Service Level Agreements  (SLA)

Organizations function according to explicit or implicit business principles. They are explicit if stated in mission or vision statements, implicit if they are just “understood” by the staff. For example, if an organization rewards project managers for meeting deadlines even though their applications are full of errors, while it punishes project managers for missing deadlines even though their applications are flawless, the implicit principle is “speed before quality.” Service level agreements ordinarily support the explicit as well as the implicit business principles. Therefore, SLA standards should state the business principles and outline the minimum acceptable SLA measures to support those principles. For example, all projects must meet a 98% data quality threshold for all financial data. SLA measures can also be applied to query response time, timeliness, availability, or level of ongoing support.

Policies and Procedures

Standards and guidelines should also cover the policies and procedures of an organization, such as operating procedures, project change control procedures, issues management procedures, and dispute resolution procedures. Additional topics, such as the communication processes, estimating guidelines, roles and responsibilities, and standardized document format should also be part of the policies and procedures. It is important to remember that the purpose for having policies and procedures, along with standards and guidelines, is to help streamline and standardize the BI decision support environment. In other words, policies, procedures, standards, and guidelines must be value-added for the organization as a whole — or they should not exist.

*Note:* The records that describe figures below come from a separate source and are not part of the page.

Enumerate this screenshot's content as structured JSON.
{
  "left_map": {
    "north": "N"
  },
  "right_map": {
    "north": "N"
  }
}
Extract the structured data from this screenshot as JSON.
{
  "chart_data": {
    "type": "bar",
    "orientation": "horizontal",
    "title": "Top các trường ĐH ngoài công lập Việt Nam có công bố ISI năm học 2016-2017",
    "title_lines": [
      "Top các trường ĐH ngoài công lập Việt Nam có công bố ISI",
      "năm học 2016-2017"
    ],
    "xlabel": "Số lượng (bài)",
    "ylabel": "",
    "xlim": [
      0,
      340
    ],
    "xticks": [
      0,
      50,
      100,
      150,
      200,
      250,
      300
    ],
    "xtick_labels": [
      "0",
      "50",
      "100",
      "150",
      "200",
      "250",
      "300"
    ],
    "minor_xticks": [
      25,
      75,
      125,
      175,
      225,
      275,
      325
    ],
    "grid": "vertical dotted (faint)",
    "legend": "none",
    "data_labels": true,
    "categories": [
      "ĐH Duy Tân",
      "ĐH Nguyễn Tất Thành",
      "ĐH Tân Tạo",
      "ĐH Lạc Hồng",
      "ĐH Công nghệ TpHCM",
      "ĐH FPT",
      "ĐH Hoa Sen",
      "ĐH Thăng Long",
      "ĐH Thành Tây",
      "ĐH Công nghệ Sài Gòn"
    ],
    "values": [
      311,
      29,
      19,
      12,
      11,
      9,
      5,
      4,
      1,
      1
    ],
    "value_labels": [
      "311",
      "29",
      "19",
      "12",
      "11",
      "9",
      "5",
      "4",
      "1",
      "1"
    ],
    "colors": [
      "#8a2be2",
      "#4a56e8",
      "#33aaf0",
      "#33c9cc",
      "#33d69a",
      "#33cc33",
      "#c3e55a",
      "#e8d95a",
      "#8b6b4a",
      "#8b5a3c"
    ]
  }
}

Business intelligence is all about an enterprise architecture solution to the decision support chaos that exists today. It is a cross-organizational initiative. Therefore, a non-technical infrastructure is of critical importance. Absence of a non-technical infrastructure will lead to stovepipe development and will add to the spaghetti chart of systems with more data marts and more silo BI applications, which are neither integrated nor reconciled. As a result, organizations continue to lose the opportunity and advantage to enhance their business decisions and to compete.